Bild: „All in all it's just another Riss in the wall“
Die Empörung über den vermeintlichen Fall der Brandmauer in Thüringen hält
an. Und sie ist ja auch berechtigt. Natürlich ist es hochproblematisch,
dass die CDU erstmals in einem Landtag ein Gesetz mit Hilfe der AfD
durchgebracht hat – und das nicht aus Versehen, sondern bei vollem
Bewusstsein der Tragweite und offenbar mit voller Absicht.
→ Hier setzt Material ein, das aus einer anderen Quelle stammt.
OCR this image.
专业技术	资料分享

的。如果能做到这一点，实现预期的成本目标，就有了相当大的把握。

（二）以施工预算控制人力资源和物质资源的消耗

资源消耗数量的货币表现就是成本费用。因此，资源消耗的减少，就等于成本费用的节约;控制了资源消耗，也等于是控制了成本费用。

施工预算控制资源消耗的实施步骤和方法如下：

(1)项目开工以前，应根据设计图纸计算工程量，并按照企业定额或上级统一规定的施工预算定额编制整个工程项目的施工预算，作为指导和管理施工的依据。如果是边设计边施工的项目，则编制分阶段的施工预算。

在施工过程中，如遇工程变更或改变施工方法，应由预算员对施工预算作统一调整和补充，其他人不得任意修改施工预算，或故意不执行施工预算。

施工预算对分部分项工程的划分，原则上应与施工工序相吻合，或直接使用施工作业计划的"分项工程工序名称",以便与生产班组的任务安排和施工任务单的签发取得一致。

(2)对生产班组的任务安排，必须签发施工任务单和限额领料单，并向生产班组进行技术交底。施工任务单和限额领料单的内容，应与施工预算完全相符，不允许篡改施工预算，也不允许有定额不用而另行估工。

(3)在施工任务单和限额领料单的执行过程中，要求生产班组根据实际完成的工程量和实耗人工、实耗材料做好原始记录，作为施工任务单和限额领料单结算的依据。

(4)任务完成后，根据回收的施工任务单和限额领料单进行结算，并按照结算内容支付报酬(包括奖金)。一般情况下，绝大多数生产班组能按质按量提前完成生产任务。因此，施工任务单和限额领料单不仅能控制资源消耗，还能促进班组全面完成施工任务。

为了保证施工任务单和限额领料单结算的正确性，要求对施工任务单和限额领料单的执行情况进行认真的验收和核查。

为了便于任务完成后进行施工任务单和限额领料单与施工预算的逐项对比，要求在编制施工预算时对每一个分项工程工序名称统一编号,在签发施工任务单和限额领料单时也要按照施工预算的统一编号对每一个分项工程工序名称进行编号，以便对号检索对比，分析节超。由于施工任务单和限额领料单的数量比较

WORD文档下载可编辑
Es war vor der Abstimmung am vergangenen Donnerstag in Erfurt klar, dass
die rechtsextreme Höcke-Fraktion den Antrag der CDU auf eine Senkung der
Grunderwerbsteuer unterstützen würde, und nicht nur [1][SPD-Chefin Saskia
Esken fragt sich], ob das Bekenntnis der Union gegen eine Zusammenarbeit
mit der AfD wirklich weiter gilt: „Wie viel ist das Wort von Friedrich Merz
in der CDU noch wert, und wo bleibt der Aufschrei innerhalb der Union?“
Der bleibt weitgehend aus, wenn man von Schleswig-Holsteins
Ministerpräsidenten Daniel Günther absieht, der sich weiter als liberales
Gewissen der Union zu profilieren versucht und sachte auf Distanz zu Merz
und den Thüringer ParteifreundInnen geht. Aber nicht nur die Union hat
jetzt ein Problem. Auch die laute Empörung von SPD und Grünen hinterlässt
einen schalen Nachgeschmack.
Denn so ganz genau können auch die linken Merz-KritikerInnen die viel
zitierte Brandmauer gegen rechts nicht definieren. Fängt sie erst bei
Koalitionen an oder beginnt sie schon bei Abstimmungen, erst im Landtag
oder schon in den Kommunen? Dann kann auch bei SPD und Grünen das Gewissen
nicht ganz so porentief rein sein, wie sie jetzt tun. Sie haben zwar noch
kein Gesetz mit der AfD beschlossen, aber deren Zustimmung bei
Verfahrensfragen, etwa über einen Untersuchungsausschuss, in Kauf genommen.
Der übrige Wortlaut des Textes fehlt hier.